Com uso de máscaras em cena, as crianças parecem ter carta branca para apresentar nova personalidade, depois de, isoladas numa casa de campo, sofrerem bullying materno. Boa noite, mamãe é daqueles filmes de impacto (chegou a ser pré-selecionado para o Oscar), que despertam discussões sobre limites para as crianças — muitas vezes retratadas, sem piedade, nas obras de cinema.
Nascidos no mesmo país do violento cinema de Michael Haneke (A fita branca e Funny games), Lukas e Elias fazem as maiores porcarias infantis: criam besouros agigantados, “velam”, em casa, um gato morto, desafiam limites em sessões de tapas na cara, mas, igualmente, superam expectativas: queimam o rosto da mãe que ainda tem a boca colada por ambos.
Também na linha de construção de personagens com identidades postas à prova, o terror A bruxa se multiplica pelo mundo (a renda já ultrapassou US$ 21 milhões) os US$ 3,5 milhões de investimentos na fita, rodada no Canadá e coproduzida pelo brasileiro Rodrigo Teixeira (de O cheiro do ralo). Um berço vazio, diante do sumiço de um bebê; uma família em frangalhos, que tem entre os integrantes a filha de nome Piedade, e o acúmulo de infortúnios, entre sessões de rezas sobrepostas e lamúrias, são alguns dos elementos da fita de terror em que as crianças são responsabilizadas por desgraças. Quem assina o filme é Robert Eggers, premiado pela melhor direção no Festival de Sundance.

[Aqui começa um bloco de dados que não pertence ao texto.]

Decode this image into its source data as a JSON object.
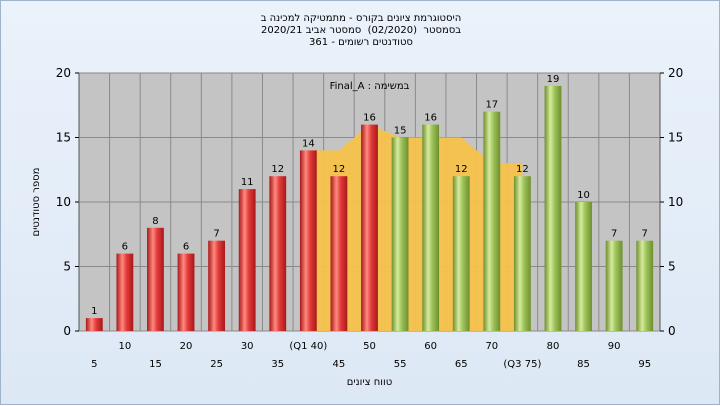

Não é recomendável a exposição de crianças a situações de violência de qualquer ordem. Primeiramente, porque as crianças não conseguem elaborar adequadamente as emoções que sentem ao presenciar situações raras”
Abdon Sardinha, psicólogo
Crítica // A bruxa ****
Em cena do novo filme de Robert Eggers, a mãe (interpretada por Kate Dickie), sem a menor cerimônia, dispara para a filha: “Você fede a maldade”. O ápice da hostilidade entre parentes demarca o beco sem saída para o qual caminha A bruxa, fita independente, ambientada no século 17, e que revela uma família ruindo, em meio à floresta, com direito a natureza revoltosa, crianças gêmeas sinistras e um bode preto batizado de Black Phillip.
Com “maldade” no coração, o menino Caleb (o promissor Harvey Scrimshaw), filho dos sofridos agricultores expulsos de vilarejo, terá as crenças consumidas, à medida que acompanha ritualístico destino dos quatro irmãos — um deles, ainda bebê, roubado por uma figura doentia que macera carne humana.
Com isso, quem cria o climão (que remete ao clássico de Bergman A fonte da donzela) são os atores Ralph Ineson, brilha como o pai desesperado, diante do parco sustento da família, enquanto Anya Taylor-Joy mais do que convence como a vitimizada Thomasin, a filha com carga gigantesca no enredo.